The Conference – the chief policy-making body for the federal court system – today strongly recommended all federal trial courts with electronic docketing systems clearly indicate to users that cases are sealed instead of displaying a notice reading “No such case.”
In announcing the change, Chief Judge Thomas F. Hogan of the U.S. District Court in Washington, D.C., credited the Reporters Committee with uncovering the existence of the off-the-docket cases, which he said were unknown to many court officials.
“The Reporters Committee did a good favor for us in discovering them,” Hogan said today.
“We’re very pleased that the Judicial Conference paid close attention to our 2006 court docket investigation,” said Reporters Committee Executive Director Lucy A. Dalglish. “We take the issue of secret justice very seriously, and we’re encouraged that the nation’s judicial leaders do so as well.”
Last year, a Reporters Committee investigation that appeared in the quarterly magazine, The News Media & The Law, revealed that 469 criminal cases were not docketed in the U.S. District Court in Washington, D.C., during the five years ending Dec. 31, 2005. These defendants were indicted – and often prosecuted and sentenced to prison – in complete secrecy.
When a member of the public entered the case number of one of these undocketed cases in the court’s electronic filing system, the computer screen read, “No such case.”
Shortly after learning of the undocketed cases, the U.S. District Court in Washington, D.C., changed its filing system so that sealed cases appear on computer screens as “SEALED v.
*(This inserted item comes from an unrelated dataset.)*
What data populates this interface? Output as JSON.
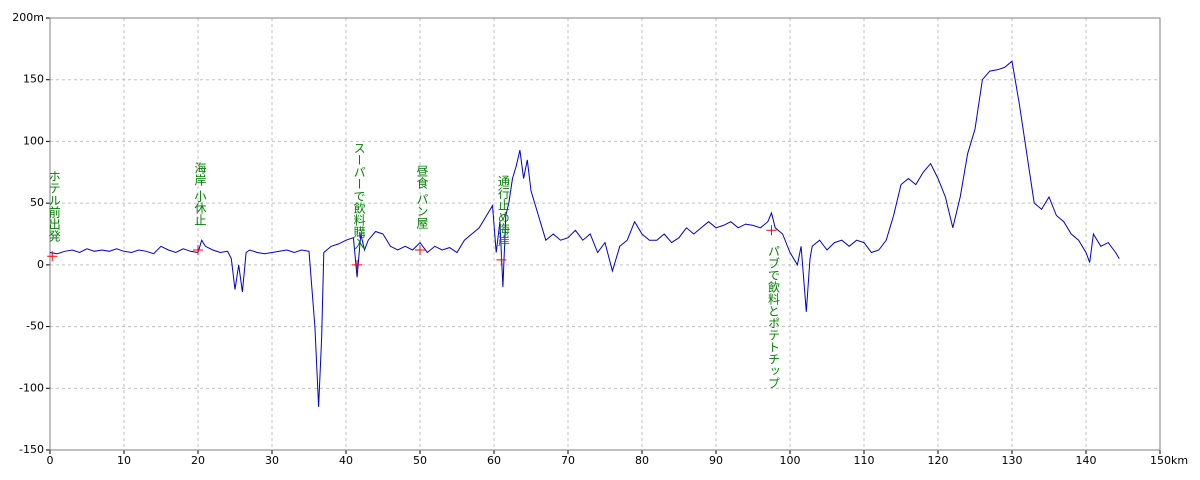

SEALED; Case is not available to the public.”
The Judicial Conference’s vote recommends that all U.S. District Courts make similar changes in their electronic dockets, so that when users search for a sealed case, it appears as “case under seal” or “SEALED v. SEALED” instead of “No such case.”
When cases are sealed, they are assigned case numbers that appear on the docket. By contrast, when cases are kept off the docket, members of the public have no way of knowing that these cases exist unless they scroll through the dockets searching for missing case numbers.